Merging into the unknown
What’s the best way to write a great integration plan? Give it to your teams, the people who will actually have to implement it.
Between 70% and 90% of mergers don’t add value for shareholders.
Staggering isn’t it?
I’ve been doing a lot of research into mergers and acquisitions lately and that’s one of the more horrifying figures I’ve turned up. In a global annual market worth 4.5 trillion US dollars, it seems like there’s a mass of failed opportunity!
M&As, and the big unknowns they present, have been on my mind recently because I’m currently going through something of an “arranged marriage” of my own. Well that’s what my counterpart (let’s name him Simon) and I call it. Our match-maker and boss (affectionately known as the Good Lord) put us together as we are similar sized companies, have comparable histories, a varied client base and services that complement each other. Now it’s down to Simon and I to “make it work”.

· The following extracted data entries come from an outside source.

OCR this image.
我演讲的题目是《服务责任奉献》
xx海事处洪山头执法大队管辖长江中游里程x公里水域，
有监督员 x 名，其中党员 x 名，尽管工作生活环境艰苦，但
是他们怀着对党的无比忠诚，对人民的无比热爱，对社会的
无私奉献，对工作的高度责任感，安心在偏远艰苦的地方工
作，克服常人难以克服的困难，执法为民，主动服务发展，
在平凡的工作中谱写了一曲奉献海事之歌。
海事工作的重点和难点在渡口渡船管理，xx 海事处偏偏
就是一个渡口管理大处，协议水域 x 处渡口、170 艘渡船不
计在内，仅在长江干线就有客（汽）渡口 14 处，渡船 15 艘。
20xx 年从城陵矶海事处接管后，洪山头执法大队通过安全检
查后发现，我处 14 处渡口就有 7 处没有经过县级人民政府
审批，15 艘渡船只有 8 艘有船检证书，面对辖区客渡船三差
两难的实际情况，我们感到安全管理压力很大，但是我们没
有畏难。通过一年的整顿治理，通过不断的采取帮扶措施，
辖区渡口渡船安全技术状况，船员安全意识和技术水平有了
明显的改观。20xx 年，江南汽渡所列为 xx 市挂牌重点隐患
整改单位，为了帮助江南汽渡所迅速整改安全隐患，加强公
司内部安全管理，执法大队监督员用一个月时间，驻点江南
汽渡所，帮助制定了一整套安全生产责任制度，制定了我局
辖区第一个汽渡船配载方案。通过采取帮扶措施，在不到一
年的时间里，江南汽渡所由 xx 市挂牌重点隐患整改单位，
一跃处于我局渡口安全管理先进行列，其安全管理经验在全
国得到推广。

And that’s like staring a million miles into the deep, dark sky. I didn’t have a clue how to begin or where to go. A massive unknown.
Take a deep breath. Apply principles.
Even something like the dreaded integration plan might have been some help in knowing how to go about it, but I didn’t have one. So I decided I would go back to the basics. I would base my actions on the values of the Leadership Trust, and apply the principles we share with our clients. Grip self.
And I’ve gradually come to realise that this, in fact, may be the smartest way to go through a merger successfully.
M&As can too often have their genesis in a financial or market perspective. Financiers look at the extra value these two companies might deliver if brought together. They then study spreadsheets, streamline departments, combine services, reduce duplication, write up a plan, get paid once the deal is signed and leave before implementation has kicked off. But how much better it is when the organisations themselves meet and say “wouldn’t it be great if we worked together?”
Culture and histories need mergers too
I wonder whether a key reason mergers have the fail rate they do is because no effort, consideration or budget is attached to merging the company cultures and their histories. An order from above to “Be friends! Share your tasks. Combine your coffee mugs!” just doesn’t work. Taking the human aspect into consideration is essential, and that means getting the ‘humans’ involved.
Simon and I, both being in the people development business, have decided to be different.
One of our success criteria is to grow our combined revenue. Where are we going to start? Well, with our people because they are the ones who are going to make it happen. They are our most precious resource.
This approach has one amazing advantage — the integration plan will be developed with everybody’s input, so not only will it be of better quality because of the varied and expert views involved, but it will come with intrinsic buy-in. The people implementing it will be the people who actually wrote it.
I love not knowing what that integration plan looks like. I’m confident because I know it will be better than one I might have written ahead of time. I have my end goal and a time frame. Now it’s time to play with my team and make it happen.